We are looking for a Data Engineer to join our growing team of analytics experts. The hire will be responsible for expanding and optimizing our data and data pipeline architecture, as well as optimizing data flow and collection for cross-functional teams. The ideal candidate is an experienced data pipeline builder and data wrangler who enjoys optimizing data systems and building them from the ground up. The Data Engineer will support our software developers, database architects, data analysts, and data scientists on data initiatives and will ensure optimal data delivery architecture is consistent throughout ongoing projects. They must be self-directed and comfortable supporting the data needs of multiple teams, systems, and products. The right candidate will be excited by the prospect of optimizing or even re-designing our company’s data architecture to support our next generation of products and data initiatives.
- Analyzing, interpreting, and monitoring the geological formation data to ascertain the extraction risks and the best methods of extraction.
- Create and maintain optimal data pipeline architecture.
- Assemble large, complex data sets that meet functional / non-functional business requirements.
- Identify, design, and implement internal process improvements: automating manual processes, optimizing data delivery, re-designing infrastructure for greater scalability, etc.

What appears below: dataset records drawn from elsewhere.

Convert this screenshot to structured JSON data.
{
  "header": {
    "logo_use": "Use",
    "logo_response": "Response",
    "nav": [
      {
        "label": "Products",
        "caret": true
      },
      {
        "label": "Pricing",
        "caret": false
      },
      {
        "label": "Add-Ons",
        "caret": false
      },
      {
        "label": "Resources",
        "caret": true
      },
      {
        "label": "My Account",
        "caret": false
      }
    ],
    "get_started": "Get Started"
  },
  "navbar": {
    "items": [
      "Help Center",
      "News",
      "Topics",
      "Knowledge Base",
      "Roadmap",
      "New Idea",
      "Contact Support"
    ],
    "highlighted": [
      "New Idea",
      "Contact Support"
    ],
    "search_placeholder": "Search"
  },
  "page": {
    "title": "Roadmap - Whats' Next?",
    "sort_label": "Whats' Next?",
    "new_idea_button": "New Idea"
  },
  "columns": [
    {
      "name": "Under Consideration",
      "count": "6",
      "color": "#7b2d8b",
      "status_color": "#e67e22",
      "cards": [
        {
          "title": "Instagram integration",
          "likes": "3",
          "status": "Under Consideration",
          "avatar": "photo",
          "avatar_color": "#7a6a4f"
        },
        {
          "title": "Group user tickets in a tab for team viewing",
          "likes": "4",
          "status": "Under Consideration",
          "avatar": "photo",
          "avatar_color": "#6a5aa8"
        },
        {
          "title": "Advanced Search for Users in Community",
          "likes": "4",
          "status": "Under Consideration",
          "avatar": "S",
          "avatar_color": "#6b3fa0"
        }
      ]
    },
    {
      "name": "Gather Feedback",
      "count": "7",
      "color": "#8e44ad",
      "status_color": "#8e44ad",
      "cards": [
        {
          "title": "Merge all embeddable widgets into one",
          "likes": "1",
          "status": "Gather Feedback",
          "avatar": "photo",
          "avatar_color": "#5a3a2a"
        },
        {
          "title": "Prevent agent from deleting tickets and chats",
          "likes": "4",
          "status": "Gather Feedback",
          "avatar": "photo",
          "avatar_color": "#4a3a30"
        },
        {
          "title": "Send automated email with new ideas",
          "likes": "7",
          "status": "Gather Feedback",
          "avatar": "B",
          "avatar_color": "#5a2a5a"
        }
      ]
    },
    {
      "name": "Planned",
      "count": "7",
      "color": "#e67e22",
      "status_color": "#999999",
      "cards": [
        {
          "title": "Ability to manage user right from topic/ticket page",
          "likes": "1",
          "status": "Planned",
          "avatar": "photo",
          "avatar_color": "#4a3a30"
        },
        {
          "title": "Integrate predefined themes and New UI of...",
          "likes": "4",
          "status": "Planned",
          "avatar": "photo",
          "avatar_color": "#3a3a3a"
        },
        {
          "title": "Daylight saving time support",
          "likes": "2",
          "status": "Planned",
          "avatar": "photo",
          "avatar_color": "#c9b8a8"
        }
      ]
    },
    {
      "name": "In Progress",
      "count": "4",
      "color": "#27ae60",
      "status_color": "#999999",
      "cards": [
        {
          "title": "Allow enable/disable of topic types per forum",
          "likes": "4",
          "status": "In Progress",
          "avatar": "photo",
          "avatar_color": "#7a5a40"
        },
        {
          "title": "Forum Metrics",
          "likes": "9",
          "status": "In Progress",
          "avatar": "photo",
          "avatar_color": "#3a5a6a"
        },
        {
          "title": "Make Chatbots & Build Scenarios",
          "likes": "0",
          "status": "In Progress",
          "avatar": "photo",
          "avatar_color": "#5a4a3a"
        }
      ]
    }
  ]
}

- Build analytics tools that utilize the data pipeline to provide actionable insights into customer acquisition, operational efficiency, and other key business performance metrics.
- Create data for other department members that assist them in building and optimizing our product into an innovative industry leader.
- Work with stakeholders including the Executive, Product, Data, and Design teams to assist with data-related technical issues and support their data infrastructure needs
Requirements and Skills
- The ability to manage a physically demanding and stressful work environment.
- Technical expertise with data models, data mining, and segmentation techniques.
- Advanced working SQL knowledge and experience working with relational databases, query authoring (SQL) as well as working familiarity with a variety of databases.
- Experience building and optimizing ‘big data’ data pipelines, architectures, and data sets.
- Experience performing root cause analysis on internal and external data and processes to answer specific business questions and identify opportunities for improvement.
- Strong analytic skills related to working with unstructured datasets.
- The candidate must have 5+ years of experience in a Data Engineer role and has attained a Graduate degree in Computer Science, Statistics, Informatics, Information Systems, or another quantitative field. They should also have experience using the following software/tools:
- Experience with relational SQL and NoSQL databases, including Postgres and MySQL.
- Experience with data pipeline and workflow management tools: FME, SSIS, Python, etc.
- Experience with AWS cloud services: EC2, EMR, RDS, Snowflake.
- Experience with object-oriented/object function scripting languages: Python, Java, etc.
- Strong technical, analytical, numerical, and critical thinking skills.